Делегаты принялись было за чай, но в это время заозернинский атаман Уваров, подсевший позднее всех, выставил на стол черного стекла ромовую бутылку с водкой, предложил старикам:
— Выпьем, господа, за хорошие дела на съезде нашем да за то, чтоб в войсковой круг завтра хороших казаков выбрать!
Дедам такие слова слаще меда. Все, выпивая, похваливали хлебосольного атамана, желали ему здоровья.

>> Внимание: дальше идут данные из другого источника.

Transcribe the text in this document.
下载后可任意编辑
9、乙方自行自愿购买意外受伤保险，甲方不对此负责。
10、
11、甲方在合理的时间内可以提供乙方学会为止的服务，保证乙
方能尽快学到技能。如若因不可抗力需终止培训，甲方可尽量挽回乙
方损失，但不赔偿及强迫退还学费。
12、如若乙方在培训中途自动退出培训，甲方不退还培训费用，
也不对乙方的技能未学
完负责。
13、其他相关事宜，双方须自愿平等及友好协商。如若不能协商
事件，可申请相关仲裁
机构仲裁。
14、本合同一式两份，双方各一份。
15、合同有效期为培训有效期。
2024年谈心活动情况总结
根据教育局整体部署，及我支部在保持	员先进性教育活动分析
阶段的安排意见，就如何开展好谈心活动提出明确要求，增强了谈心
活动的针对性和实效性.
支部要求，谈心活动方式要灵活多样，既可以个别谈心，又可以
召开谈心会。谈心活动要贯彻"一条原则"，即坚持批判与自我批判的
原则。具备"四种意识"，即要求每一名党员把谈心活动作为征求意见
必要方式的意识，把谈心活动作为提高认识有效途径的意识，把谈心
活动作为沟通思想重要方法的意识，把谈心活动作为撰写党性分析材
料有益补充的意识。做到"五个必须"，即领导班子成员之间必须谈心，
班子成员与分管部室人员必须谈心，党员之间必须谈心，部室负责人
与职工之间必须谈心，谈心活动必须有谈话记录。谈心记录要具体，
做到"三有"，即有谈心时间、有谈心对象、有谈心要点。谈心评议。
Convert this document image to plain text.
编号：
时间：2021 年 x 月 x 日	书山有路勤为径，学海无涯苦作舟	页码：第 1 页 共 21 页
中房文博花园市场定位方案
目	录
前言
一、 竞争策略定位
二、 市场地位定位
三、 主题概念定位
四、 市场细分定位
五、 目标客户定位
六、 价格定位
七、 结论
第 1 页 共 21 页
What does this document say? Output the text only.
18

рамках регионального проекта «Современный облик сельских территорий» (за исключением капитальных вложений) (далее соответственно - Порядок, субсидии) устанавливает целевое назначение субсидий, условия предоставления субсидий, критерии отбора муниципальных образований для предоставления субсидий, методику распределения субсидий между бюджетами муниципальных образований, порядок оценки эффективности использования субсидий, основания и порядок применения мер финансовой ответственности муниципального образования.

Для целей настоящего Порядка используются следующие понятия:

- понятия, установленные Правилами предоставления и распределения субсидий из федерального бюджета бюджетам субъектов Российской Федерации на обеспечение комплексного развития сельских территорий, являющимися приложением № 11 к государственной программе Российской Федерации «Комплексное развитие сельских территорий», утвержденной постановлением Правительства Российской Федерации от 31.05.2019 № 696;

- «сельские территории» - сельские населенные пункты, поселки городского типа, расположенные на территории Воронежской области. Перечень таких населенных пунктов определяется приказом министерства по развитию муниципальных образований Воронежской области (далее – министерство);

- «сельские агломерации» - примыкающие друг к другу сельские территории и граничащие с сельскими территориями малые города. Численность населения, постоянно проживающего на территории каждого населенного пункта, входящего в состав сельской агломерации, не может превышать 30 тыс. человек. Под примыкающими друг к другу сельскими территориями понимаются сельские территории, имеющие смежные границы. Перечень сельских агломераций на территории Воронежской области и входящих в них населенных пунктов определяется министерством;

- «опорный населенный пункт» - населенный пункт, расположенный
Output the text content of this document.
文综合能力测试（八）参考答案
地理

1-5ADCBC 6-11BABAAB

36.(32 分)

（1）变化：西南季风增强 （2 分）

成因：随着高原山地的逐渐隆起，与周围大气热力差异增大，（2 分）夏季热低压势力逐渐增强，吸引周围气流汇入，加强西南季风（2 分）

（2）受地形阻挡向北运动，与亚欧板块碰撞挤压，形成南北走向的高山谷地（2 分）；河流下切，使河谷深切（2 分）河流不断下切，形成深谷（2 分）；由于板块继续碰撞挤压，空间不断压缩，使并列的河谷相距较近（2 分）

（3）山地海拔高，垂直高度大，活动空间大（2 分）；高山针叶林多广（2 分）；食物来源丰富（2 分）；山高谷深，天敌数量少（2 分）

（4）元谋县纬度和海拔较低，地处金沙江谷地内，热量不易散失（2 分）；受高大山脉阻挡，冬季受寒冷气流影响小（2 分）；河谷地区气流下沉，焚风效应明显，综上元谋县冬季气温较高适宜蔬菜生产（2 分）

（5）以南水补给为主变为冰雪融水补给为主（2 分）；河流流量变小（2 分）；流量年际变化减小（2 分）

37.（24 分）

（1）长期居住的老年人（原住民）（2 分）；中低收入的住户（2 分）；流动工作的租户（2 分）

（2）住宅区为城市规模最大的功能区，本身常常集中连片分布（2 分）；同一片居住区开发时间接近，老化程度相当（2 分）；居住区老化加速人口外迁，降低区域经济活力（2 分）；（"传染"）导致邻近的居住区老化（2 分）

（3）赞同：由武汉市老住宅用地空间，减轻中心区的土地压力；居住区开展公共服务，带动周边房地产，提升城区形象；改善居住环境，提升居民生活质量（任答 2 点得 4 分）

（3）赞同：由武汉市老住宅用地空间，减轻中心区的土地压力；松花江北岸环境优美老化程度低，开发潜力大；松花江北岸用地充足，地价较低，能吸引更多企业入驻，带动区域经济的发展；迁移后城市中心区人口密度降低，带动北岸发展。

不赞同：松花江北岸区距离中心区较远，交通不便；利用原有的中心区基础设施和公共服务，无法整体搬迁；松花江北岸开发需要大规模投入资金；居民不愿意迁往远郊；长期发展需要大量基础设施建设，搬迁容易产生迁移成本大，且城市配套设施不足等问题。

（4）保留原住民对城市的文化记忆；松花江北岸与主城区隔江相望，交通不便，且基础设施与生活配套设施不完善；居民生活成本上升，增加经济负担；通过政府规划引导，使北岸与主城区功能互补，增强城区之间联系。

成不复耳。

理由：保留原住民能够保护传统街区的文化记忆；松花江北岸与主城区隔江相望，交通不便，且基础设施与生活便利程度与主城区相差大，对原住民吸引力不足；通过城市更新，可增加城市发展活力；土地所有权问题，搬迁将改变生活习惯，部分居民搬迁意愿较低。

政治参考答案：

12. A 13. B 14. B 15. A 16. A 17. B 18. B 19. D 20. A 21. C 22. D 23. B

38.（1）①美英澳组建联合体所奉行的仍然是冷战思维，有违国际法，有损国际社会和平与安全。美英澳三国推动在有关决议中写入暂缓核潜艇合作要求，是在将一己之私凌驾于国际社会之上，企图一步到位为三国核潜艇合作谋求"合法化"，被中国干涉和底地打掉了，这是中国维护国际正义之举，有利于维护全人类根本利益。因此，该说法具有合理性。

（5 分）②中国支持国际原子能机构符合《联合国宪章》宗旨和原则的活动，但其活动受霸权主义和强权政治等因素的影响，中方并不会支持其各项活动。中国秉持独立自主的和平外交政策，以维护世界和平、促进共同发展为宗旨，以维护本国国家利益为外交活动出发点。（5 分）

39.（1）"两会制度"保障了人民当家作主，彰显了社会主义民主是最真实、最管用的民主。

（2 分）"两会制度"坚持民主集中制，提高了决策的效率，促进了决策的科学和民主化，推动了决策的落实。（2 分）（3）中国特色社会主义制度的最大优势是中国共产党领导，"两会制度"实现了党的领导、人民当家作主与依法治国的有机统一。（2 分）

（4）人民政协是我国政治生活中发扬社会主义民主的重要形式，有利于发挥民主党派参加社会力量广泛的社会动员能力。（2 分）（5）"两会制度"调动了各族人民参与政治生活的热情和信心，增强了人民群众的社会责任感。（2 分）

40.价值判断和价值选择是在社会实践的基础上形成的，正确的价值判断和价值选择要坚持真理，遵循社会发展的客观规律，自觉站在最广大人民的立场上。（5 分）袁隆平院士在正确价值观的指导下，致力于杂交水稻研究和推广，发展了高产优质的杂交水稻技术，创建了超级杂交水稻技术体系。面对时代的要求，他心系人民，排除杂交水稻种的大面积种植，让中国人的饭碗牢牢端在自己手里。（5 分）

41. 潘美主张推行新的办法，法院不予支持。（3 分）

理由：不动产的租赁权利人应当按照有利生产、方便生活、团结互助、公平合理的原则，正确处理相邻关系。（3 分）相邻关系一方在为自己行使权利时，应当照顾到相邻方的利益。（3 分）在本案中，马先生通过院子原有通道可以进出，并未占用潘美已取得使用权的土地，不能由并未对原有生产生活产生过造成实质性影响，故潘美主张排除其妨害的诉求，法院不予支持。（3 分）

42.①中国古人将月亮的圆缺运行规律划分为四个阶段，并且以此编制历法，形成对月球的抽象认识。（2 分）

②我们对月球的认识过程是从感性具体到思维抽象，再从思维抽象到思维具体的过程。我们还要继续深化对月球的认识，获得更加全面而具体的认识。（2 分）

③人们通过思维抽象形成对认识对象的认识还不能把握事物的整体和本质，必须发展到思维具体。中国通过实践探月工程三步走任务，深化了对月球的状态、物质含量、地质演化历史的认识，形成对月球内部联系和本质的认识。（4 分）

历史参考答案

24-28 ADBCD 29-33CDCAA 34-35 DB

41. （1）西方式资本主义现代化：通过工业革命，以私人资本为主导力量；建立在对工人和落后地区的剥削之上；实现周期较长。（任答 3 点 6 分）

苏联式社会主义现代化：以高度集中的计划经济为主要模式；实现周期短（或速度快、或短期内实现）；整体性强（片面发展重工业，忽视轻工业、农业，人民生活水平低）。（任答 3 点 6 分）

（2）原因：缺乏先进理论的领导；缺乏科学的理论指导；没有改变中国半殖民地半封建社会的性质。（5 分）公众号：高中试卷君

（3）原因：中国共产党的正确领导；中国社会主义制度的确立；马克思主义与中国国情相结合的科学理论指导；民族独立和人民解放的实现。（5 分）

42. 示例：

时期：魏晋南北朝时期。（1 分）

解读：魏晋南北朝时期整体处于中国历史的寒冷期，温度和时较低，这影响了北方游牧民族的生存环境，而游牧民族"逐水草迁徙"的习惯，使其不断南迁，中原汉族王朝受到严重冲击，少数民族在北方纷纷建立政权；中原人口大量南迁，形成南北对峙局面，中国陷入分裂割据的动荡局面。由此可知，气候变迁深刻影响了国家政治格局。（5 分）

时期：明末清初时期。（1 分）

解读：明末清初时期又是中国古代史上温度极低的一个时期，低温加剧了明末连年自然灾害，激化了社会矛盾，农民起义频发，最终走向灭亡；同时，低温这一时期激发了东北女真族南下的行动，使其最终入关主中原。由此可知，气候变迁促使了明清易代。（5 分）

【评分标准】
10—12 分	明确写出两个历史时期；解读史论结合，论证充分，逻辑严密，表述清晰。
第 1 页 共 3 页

— За твое здоровье, Иван Спиридонович!
— За то, чтобы быть тебе членом войскового круга!
— Верно-о-о, достоин!
— Спасибо, господа старики.
— Молодец, Иван Спиридонович, — похвалил его и Савва Саввич, выпив свою порцию, — уважил стариков. Ну, а теперича, значит, тово… и наш черед подошел. — И, хитро подмигнув старикам, поспешил к своему мешку.
Отправляясь во всякого рода поездки, любил Савва Саввич запастись провизией, чтоб и самому не голодать в дороге, и нужного человека угостить при случае. Старики только ахнули, когда на столе появился зажаренный в русской печи поросенок и четвертная бутыль с водкой. При виде такого угощения все заулыбались, загомонили:
— Вот это по-нашенски.
— Ай да Савва Саввич!
— Молодец, станишник!
— Хорошего человека сразу видать!
А Савва Саввич уже разливал водку, не меряя, до краев наполнял каждому в его посуду, себе налил в серебряный с чернетью бокал и, подняв его, провозгласил:
— Выпьем, господа, за казачество наше храброе, за то, чтобы кончилась скорее заваруха эта анафемская, чтобы снова вознеслась наша матушка-Расея и чтобы казаки наши образумились и так же стояли за землю русскую да за веру православную, как и мы стояли за нее, бывало.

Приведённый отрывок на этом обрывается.